By 11th grade, ShaKeia Kegler had at least some of her life figured out — she planned to join the Navy after graduating from Gibbs High in St. Petersburg.

That didn’t please her mom, but for Kegler, the oldest of five sisters, the Navy was an immediate ticket to a job and a college degree. She could help support her family, particularly because money was tight and her mother had health issues.

Today, 10 years later, the 28-year-old Kegler is a startup entrepreneur in Fort Lauderdale on a mission to make selling to the government easier for small businesses. While startup life may seem nothing like the structured military experience, Navy life prepared her for what would come after. “It turned out to be one of the best decisions I’ve ever made.”

Kegler quickly completed required Navy training and certifications and began college courses through American Military University taught by professors on the ship. Before her fifth year, she’d finished her bachelor’s degree in business and received early discharge.

Then she moved to South Florida, itching to run her own company. A seven-month startup program by Broward College and CareerSource helped her through a couple of business ideas that didn’t pan out — and then she landed on GovLia.

“As soon as an idea didn’t work out, I was on to the next thing.
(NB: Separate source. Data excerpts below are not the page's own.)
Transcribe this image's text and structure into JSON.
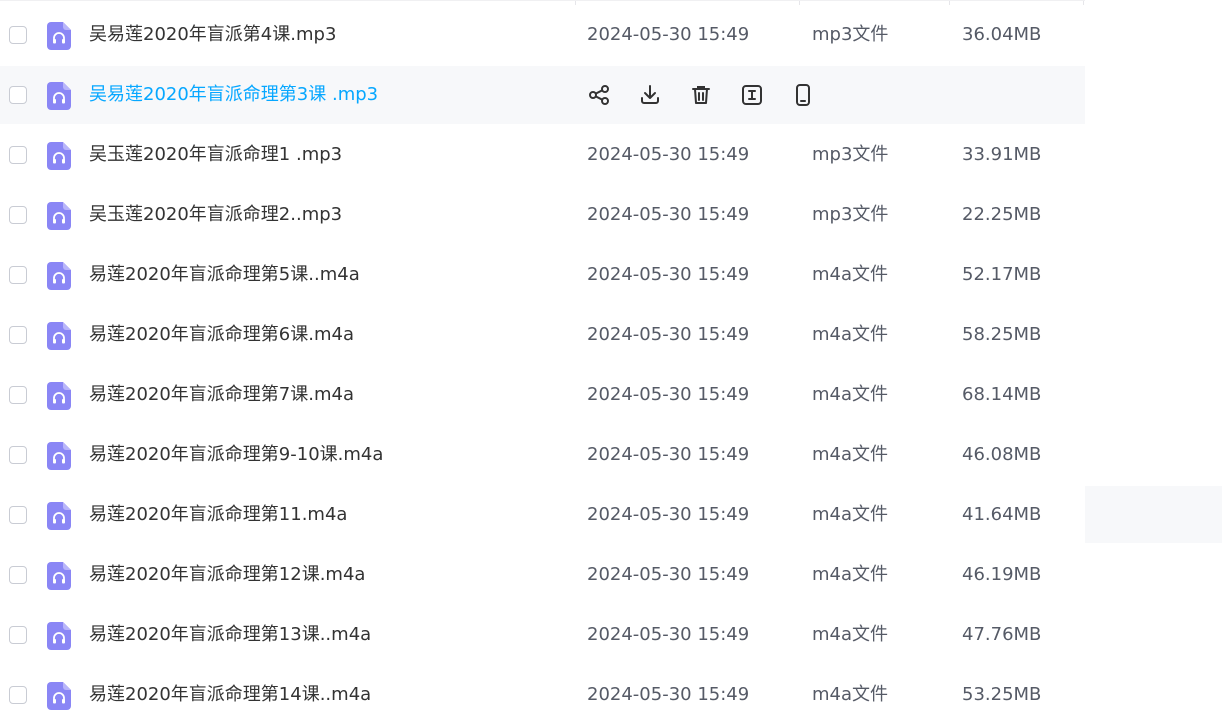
{
  "files": [
    {
      "name": "吴易莲2020年盲派第4课.mp3",
      "date": "2024-05-30 15:49",
      "type": "mp3文件",
      "size": "36.04MB"
    },
    {
      "name": "吴易莲2020年盲派命理第3课 .mp3",
      "date": "",
      "type": "",
      "size": ""
    },
    {
      "name": "吴玉莲2020年盲派命理1 .mp3",
      "date": "2024-05-30 15:49",
      "type": "mp3文件",
      "size": "33.91MB"
    },
    {
      "name": "吴玉莲2020年盲派命理2..mp3",
      "date": "2024-05-30 15:49",
      "type": "mp3文件",
      "size": "22.25MB"
    },
    {
      "name": "易莲2020年盲派命理第5课..m4a",
      "date": "2024-05-30 15:49",
      "type": "m4a文件",
      "size": "52.17MB"
    },
    {
      "name": "易莲2020年盲派命理第6课.m4a",
      "date": "2024-05-30 15:49",
      "type": "m4a文件",
      "size": "58.25MB"
    },
    {
      "name": "易莲2020年盲派命理第7课.m4a",
      "date": "2024-05-30 15:49",
      "type": "m4a文件",
      "size": "68.14MB"
    },
    {
      "name": "易莲2020年盲派命理第9-10课.m4a",
      "date": "2024-05-30 15:49",
      "type": "m4a文件",
      "size": "46.08MB"
    },
    {
      "name": "易莲2020年盲派命理第11.m4a",
      "date": "2024-05-30 15:49",
      "type": "m4a文件",
      "size": "41.64MB"
    },
    {
      "name": "易莲2020年盲派命理第12课.m4a",
      "date": "2024-05-30 15:49",
      "type": "m4a文件",
      "size": "46.19MB"
    },
    {
      "name": "易莲2020年盲派命理第13课..m4a",
      "date": "2024-05-30 15:49",
      "type": "m4a文件",
      "size": "47.76MB"
    },
    {
      "name": "易莲2020年盲派命理第14课..m4a",
      "date": "2024-05-30 15:49",
      "type": "m4a文件",
      "size": "53.25MB"
    }
  ],
  "hovered_row_actions": [
    "share-icon",
    "download-icon",
    "delete-icon",
    "rename-icon",
    "phone-icon"
  ],
  "colors": {
    "file_icon": "#8a86f5",
    "link_hover": "#06a7ff",
    "row_hover_bg": "#f7f8fa"
  }
}
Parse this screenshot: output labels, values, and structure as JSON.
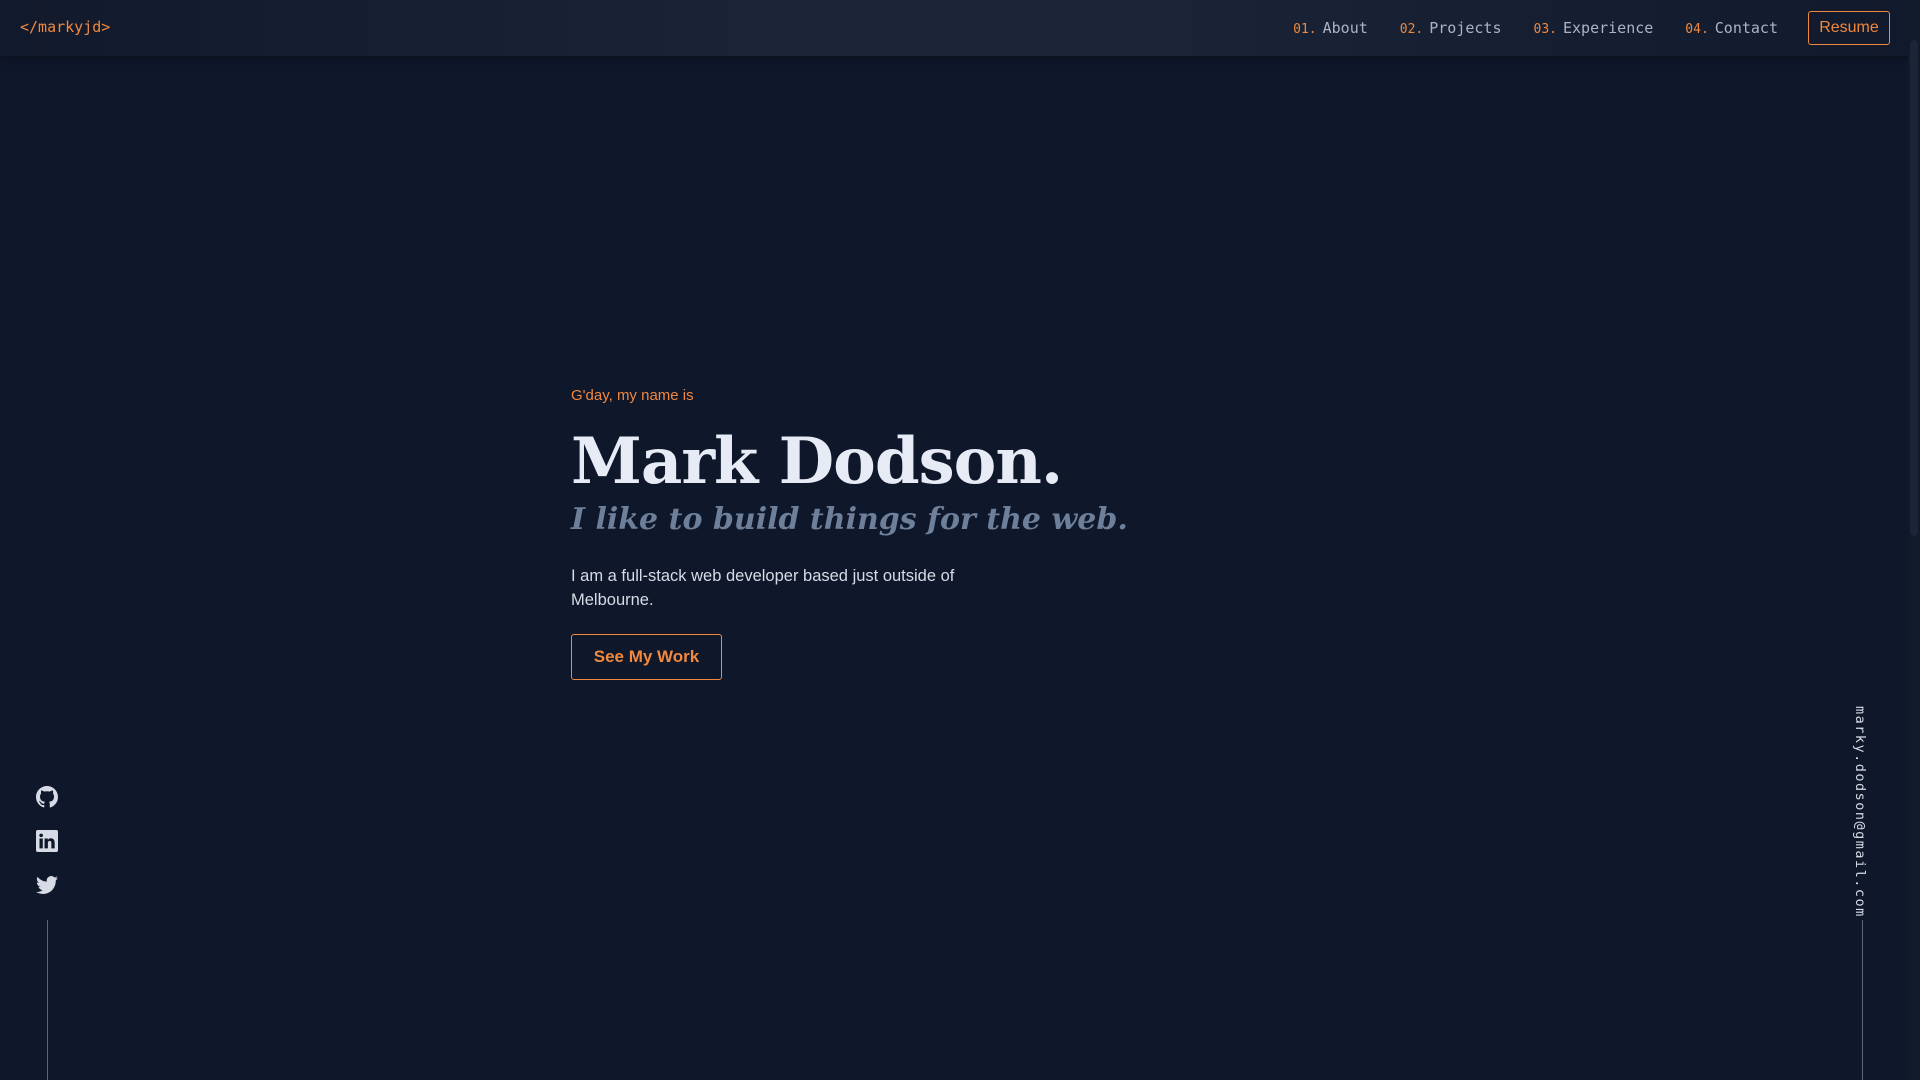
{
  "nav": {
    "logo": "</markyjd>",
    "links": [
      {
        "num": "01.",
        "label": "About"
      },
      {
        "num": "02.",
        "label": "Projects"
      },
      {
        "num": "03.",
        "label": "Experience"
      },
      {
        "num": "04.",
        "label": "Contact"
      }
    ],
    "resume_label": "Resume"
  },
  "hero": {
    "greeting": "G'day, my name is",
    "name": "Mark Dodson.",
    "tagline": "I like to build things for the web.",
    "bio": "I am a full-stack web developer based just outside of Melbourne.",
    "cta_label": "See My Work"
  },
  "socials": [
    {
      "icon": "github-icon"
    },
    {
      "icon": "linkedin-icon"
    },
    {
      "icon": "twitter-icon"
    }
  ],
  "email": "marky.dodson@gmail.com",
  "colors": {
    "background": "#0f172a",
    "accent": "#f0883e",
    "heading": "#e6ebf5",
    "muted": "#6e7f99"
  }
}
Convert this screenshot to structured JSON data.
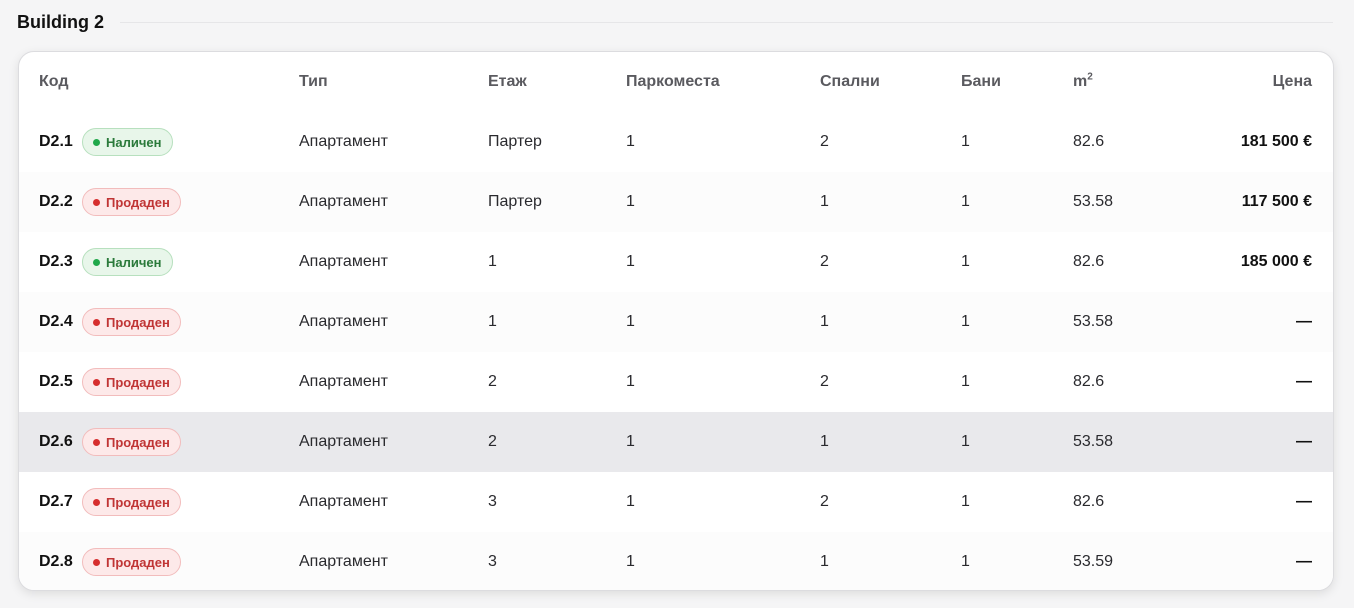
{
  "section": {
    "title": "Building 2"
  },
  "table": {
    "headers": {
      "code": "Код",
      "type": "Тип",
      "floor": "Етаж",
      "parking": "Паркоместа",
      "bedrooms": "Спални",
      "bathrooms": "Бани",
      "area_base": "m",
      "area_sup": "2",
      "price": "Цена"
    },
    "rows": [
      {
        "code": "D2.1",
        "status": "Наличен",
        "status_kind": "available",
        "type": "Апартамент",
        "floor": "Партер",
        "parking": "1",
        "bedrooms": "2",
        "bathrooms": "1",
        "area": "82.6",
        "price": "181 500 €"
      },
      {
        "code": "D2.2",
        "status": "Продаден",
        "status_kind": "sold",
        "type": "Апартамент",
        "floor": "Партер",
        "parking": "1",
        "bedrooms": "1",
        "bathrooms": "1",
        "area": "53.58",
        "price": "117 500 €"
      },
      {
        "code": "D2.3",
        "status": "Наличен",
        "status_kind": "available",
        "type": "Апартамент",
        "floor": "1",
        "parking": "1",
        "bedrooms": "2",
        "bathrooms": "1",
        "area": "82.6",
        "price": "185 000 €"
      },
      {
        "code": "D2.4",
        "status": "Продаден",
        "status_kind": "sold",
        "type": "Апартамент",
        "floor": "1",
        "parking": "1",
        "bedrooms": "1",
        "bathrooms": "1",
        "area": "53.58",
        "price": "—"
      },
      {
        "code": "D2.5",
        "status": "Продаден",
        "status_kind": "sold",
        "type": "Апартамент",
        "floor": "2",
        "parking": "1",
        "bedrooms": "2",
        "bathrooms": "1",
        "area": "82.6",
        "price": "—"
      },
      {
        "code": "D2.6",
        "status": "Продаден",
        "status_kind": "sold",
        "type": "Апартамент",
        "floor": "2",
        "parking": "1",
        "bedrooms": "1",
        "bathrooms": "1",
        "area": "53.58",
        "price": "—"
      },
      {
        "code": "D2.7",
        "status": "Продаден",
        "status_kind": "sold",
        "type": "Апартамент",
        "floor": "3",
        "parking": "1",
        "bedrooms": "2",
        "bathrooms": "1",
        "area": "82.6",
        "price": "—"
      },
      {
        "code": "D2.8",
        "status": "Продаден",
        "status_kind": "sold",
        "type": "Апартамент",
        "floor": "3",
        "parking": "1",
        "bedrooms": "1",
        "bathrooms": "1",
        "area": "53.59",
        "price": "—"
      }
    ]
  },
  "colors": {
    "available_dot": "#1fa84a",
    "sold_dot": "#d62e2e",
    "hover_row": "#e9e9ec"
  }
}
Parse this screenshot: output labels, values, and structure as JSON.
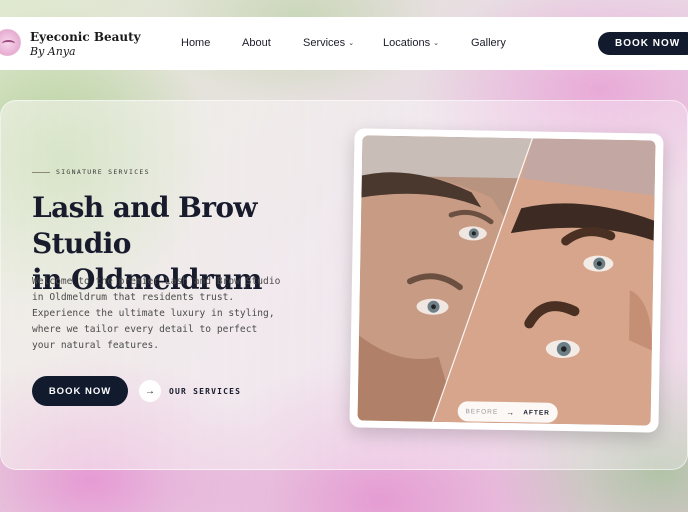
{
  "header": {
    "brand_name": "Eyeconic Beauty",
    "brand_tagline": "By Anya",
    "nav": [
      {
        "label": "Home"
      },
      {
        "label": "About"
      },
      {
        "label": "Services"
      },
      {
        "label": "Locations"
      },
      {
        "label": "Gallery"
      }
    ],
    "book_label": "BOOK NOW"
  },
  "hero": {
    "eyebrow": "SIGNATURE SERVICES",
    "title_line1": "Lash and Brow Studio",
    "title_line2": "in Oldmeldrum",
    "description": "Welcome to the premier Lash and Brow Studio in Oldmeldrum that residents trust. Experience the ultimate luxury in styling, where we tailor every detail to perfect your natural features.",
    "book_label": "BOOK NOW",
    "services_label": "OUR SERVICES"
  },
  "comparison": {
    "before_label": "BEFORE",
    "after_label": "AFTER"
  },
  "icons": {
    "services_arrow": "arrow-right-icon",
    "comparison_arrow": "arrow-right-icon",
    "dropdown": "chevron-down-icon"
  },
  "colors": {
    "primary_dark": "#121a2e",
    "title_text": "#171b2c"
  }
}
That’s something I gained in the Navy because we had to solve problems quickly.”

GovLia develops tools to help small businesses discover and land contracts with public-sector agencies. “That’s something that we don’t hear enough about, particularly in communities of color.” In the process of developing GovLia, Kegler interviewed more than 100 women-owned and minority small businesses. They wanted to go after contracts but didn’t know where to start.

Indeed, government agencies have certification and set-aside programs aimed at drawing more bids from small businesses owned by women, minorities and veterans — but these programs come with even more government paperwork than usual. “We love these small-business programs for what they’re supposed to represent, but they also add an extra barrier to the process,” Kegler says.

Recently, Kegler’s small team launched GovLia Academy, which teaches small businesses how to kickstart their work with the government, and a podcast, which includes interviews with procurement officials and prime contractors.

New training materials are developed as needed, just as Kegler did in the Navy using her research skills to create and update training tools. “Basically everything I learned in the Navy is coming full circle.”